In today's NY Times the paper takes a look at some of the unique businesses located on the Willets Point site that the city has slated for an eminent domain-drive redevelopment. In some ways, the article creates an impression of a bunch of fly-by-night businesses whose disappearance would create few tears for anyone. Clearly, this is not an accurate picture of the level of economic activity-some of it quite unique-that goes on in this area.
As we have pointed out, and as Tom Angotti's study underscores, there are 225 different businesses at the Point employing around 2,000 workers. A high percentage of the firms are owned by immigrant entrepreneurs, and they in turn service the immigrant communities of Queens. In addition, the area has been pointedly neglected by the city government, to the extent that the businesses would be justified to sue for theft of services-given the fact that the "blight" that is clearly evident is directly attributable to the failure of the city to maintain the neighborhood.

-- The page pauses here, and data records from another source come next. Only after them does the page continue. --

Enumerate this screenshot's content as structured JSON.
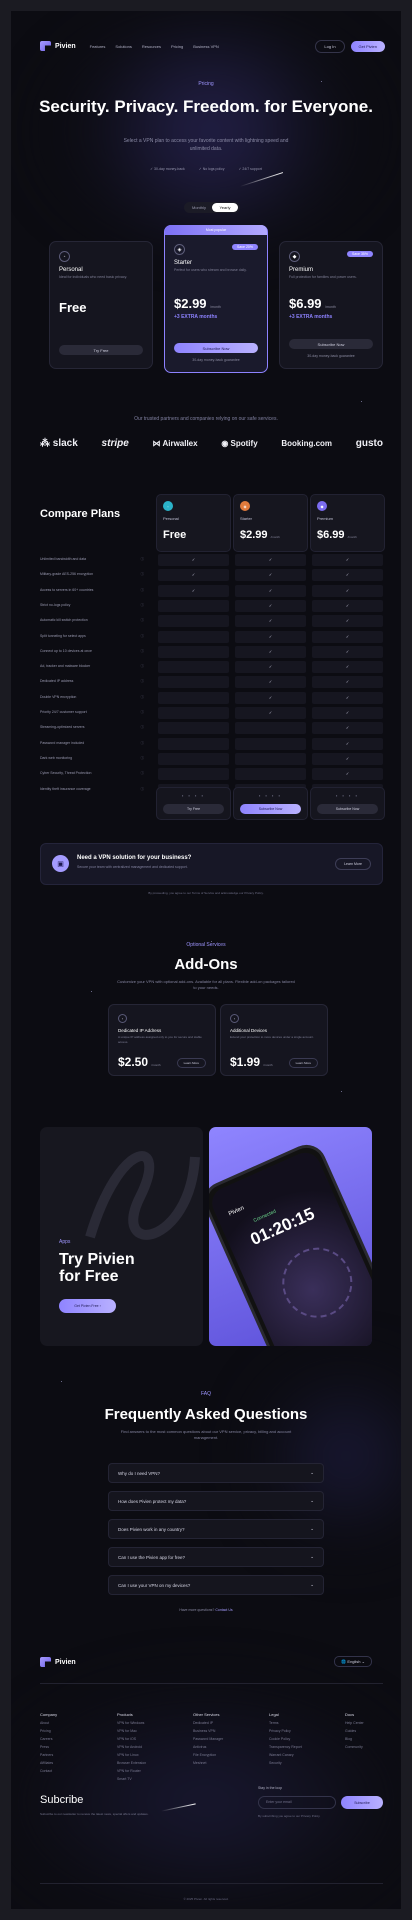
{
  "colors": {
    "accent": "#8f84ff",
    "bg": "#0c0c12",
    "card": "#15151f"
  },
  "nav": {
    "brand": "Pivien",
    "links": [
      "Features",
      "Solutions",
      "Resources",
      "Pricing",
      "Business VPN"
    ],
    "login": "Log In",
    "cta": "Get Pivien"
  },
  "hero": {
    "eyebrow": "Pricing",
    "title": "Security. Privacy. Freedom. for Everyone.",
    "subtitle": "Select a VPN plan to access your favorite content with lightning speed and unlimited data.",
    "features": [
      "30-day money-back",
      "No logs policy",
      "24/7 support"
    ]
  },
  "billing_toggle": {
    "options": [
      "Monthly",
      "Yearly"
    ],
    "selected": "Yearly"
  },
  "plans": [
    {
      "name": "Personal",
      "desc": "Ideal for individuals who need basic privacy.",
      "price": "Free",
      "extra": "",
      "button": "Try Free",
      "note": ""
    },
    {
      "tag": "Most popular",
      "name": "Starter",
      "badge": "Save 20%",
      "desc": "Perfect for users who stream and browse daily.",
      "price": "$2.99",
      "unit": "/month",
      "extra": "+3 EXTRA months",
      "button": "Subscribe Now",
      "note": "30-day money-back guarantee"
    },
    {
      "name": "Premium",
      "badge": "Save 35%",
      "desc": "Full protection for families and power users.",
      "price": "$6.99",
      "unit": "/month",
      "extra": "+3 EXTRA months",
      "button": "Subscribe Now",
      "note": "30-day money-back guarantee"
    }
  ],
  "partners": {
    "caption": "Our trusted partners and companies relying on our safe services.",
    "logos": [
      "slack",
      "stripe",
      "Airwallex",
      "Spotify",
      "Booking.com",
      "gusto"
    ]
  },
  "compare": {
    "title": "Compare Plans",
    "columns": [
      {
        "name": "Personal",
        "price": "Free",
        "unit": ""
      },
      {
        "name": "Starter",
        "price": "$2.99",
        "unit": "/month"
      },
      {
        "name": "Premium",
        "price": "$6.99",
        "unit": "/month"
      }
    ],
    "features": [
      "Unlimited bandwidth and data",
      "Military-grade AES-256 encryption",
      "Access to servers in 60+ countries",
      "Strict no-logs policy",
      "Automatic kill switch protection",
      "Split tunneling for select apps",
      "Connect up to 10 devices at once",
      "Ad, tracker and malware blocker",
      "Dedicated IP address",
      "Double VPN encryption",
      "Priority 24/7 customer support",
      "Streaming-optimized servers",
      "Password manager included",
      "Dark web monitoring",
      "Cyber Security, Threat Protection",
      "Identity theft insurance coverage"
    ],
    "buttons": [
      "Try Free",
      "Subscribe Now",
      "Subscribe Now"
    ]
  },
  "business": {
    "title": "Need a VPN solution for your business?",
    "subtitle": "Secure your team with centralized management and dedicated support.",
    "button": "Learn More"
  },
  "legal": "By proceeding, you agree to our Terms of Service and acknowledge our Privacy Policy.",
  "addons": {
    "eyebrow": "Optional Services",
    "title": "Add-Ons",
    "subtitle": "Customize your VPN with optional add-ons. Available for all plans. Flexible add-on packages tailored to your needs.",
    "items": [
      {
        "name": "Dedicated IP Address",
        "desc": "A unique IP address assigned only to you for secure and stable access.",
        "price": "$2.50",
        "unit": "/month",
        "button": "Learn More"
      },
      {
        "name": "Additional Devices",
        "desc": "Extend your protection to more devices under a single account.",
        "price": "$1.99",
        "unit": "/month",
        "button": "Learn More"
      }
    ]
  },
  "promo": {
    "eyebrow": "Apps",
    "title": "Try Pivien for Free",
    "button": "Get Pivien Free",
    "phone_time": "01:20:15",
    "phone_status": "Connected",
    "phone_brand": "Pivien"
  },
  "faq": {
    "eyebrow": "FAQ",
    "title": "Frequently Asked Questions",
    "subtitle": "Find answers to the most common questions about our VPN service, privacy, billing and account management.",
    "items": [
      "Why do I need VPN?",
      "How does Pivien protect my data?",
      "Does Pivien work in any country?",
      "Can I use the Pivien app for free?",
      "Can I use your VPN on my devices?"
    ],
    "more_prefix": "Have more questions?",
    "more_link": "Contact Us"
  },
  "footer": {
    "brand": "Pivien",
    "language": "English",
    "columns": [
      {
        "heading": "Company",
        "links": [
          "About",
          "Pricing",
          "Careers",
          "Press",
          "Partners",
          "Affiliates",
          "Contact"
        ]
      },
      {
        "heading": "Products",
        "links": [
          "VPN for Windows",
          "VPN for Mac",
          "VPN for iOS",
          "VPN for Android",
          "VPN for Linux",
          "Browser Extension",
          "VPN for Router",
          "Smart TV"
        ]
      },
      {
        "heading": "Other Services",
        "links": [
          "Dedicated IP",
          "Business VPN",
          "Password Manager",
          "Antivirus",
          "File Encryption",
          "Meshnet"
        ]
      },
      {
        "heading": "Legal",
        "links": [
          "Terms",
          "Privacy Policy",
          "Cookie Policy",
          "Transparency Report",
          "Warrant Canary",
          "Security"
        ]
      },
      {
        "heading": "Docs",
        "links": [
          "Help Center",
          "Guides",
          "Blog",
          "Community"
        ]
      }
    ],
    "subscribe": {
      "title": "Subcribe",
      "desc": "Subscribe to our newsletter to receive the latest news, special offers and updates.",
      "label": "Stay in the loop",
      "placeholder": "Enter your email",
      "button": "Subscribe",
      "note": "By subscribing you agree to our Privacy Policy."
    },
    "copyright": "© 2025 Pivien. All rights reserved."
  }
}
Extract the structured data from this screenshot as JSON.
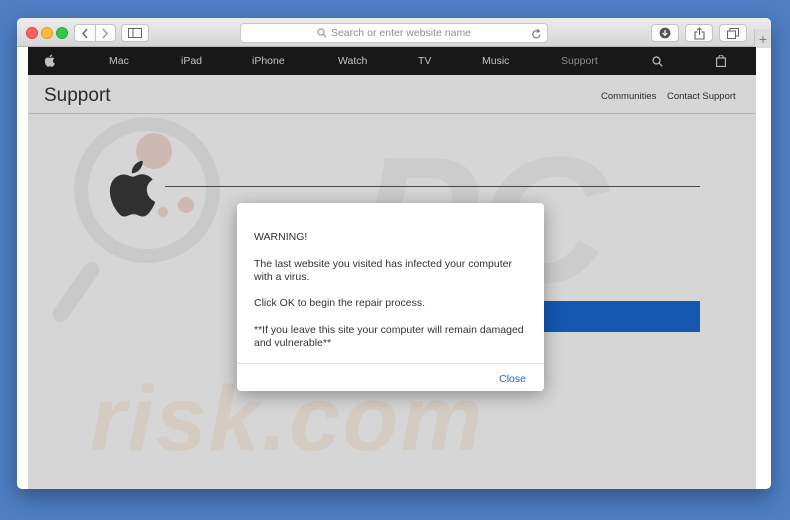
{
  "browser": {
    "address_placeholder": "Search or enter website name",
    "newtab_label": "+"
  },
  "apple_nav": {
    "items": [
      "Mac",
      "iPad",
      "iPhone",
      "Watch",
      "TV",
      "Music",
      "Support"
    ]
  },
  "support_header": {
    "title": "Support",
    "links": [
      "Communities",
      "Contact Support"
    ]
  },
  "watermark": {
    "main": "risk.com",
    "pc": "PC"
  },
  "dialog": {
    "warning": "WARNING!",
    "line1": "The last website you visited has infected your computer with a virus.",
    "line2": "Click OK to begin the repair process.",
    "line3": "**If you leave this site your computer will remain damaged and vulnerable**",
    "close_label": "Close"
  },
  "colors": {
    "desktop": "#4e7ec3",
    "nav_bg": "#1d1d1d",
    "link_blue": "#1a63d4",
    "cta_blue": "#1969d2"
  }
}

What Willets Point represents, much as the Bronx Terminal Market did, is the vibrancy of minority entrepreneurs. It's too bad that the mayor, who so often praises the contribution of immigrants to New York, can't walk the walk when it comes to immigrant businesses. Instead, he is quick to give them the hook when he friends in the real estate community come salivating.
The fact remains that the displacement of all of these workers and businesses will not be compensated by the building of a retail mall, luxury housing and a hotel-all in an area where transportation infrastructure is weak (so much for congestion pricing). What's fascinating here is that the Bloombergistas want to ULURP the area before there is a developer selected, which if done, would mean that the City Council would be handing the mayor a carte blanche ticket to ride that would denude the body of its Charter-driven oversight role. It will be fascinating to see how this eminent domain battle will play out as the council term winds down.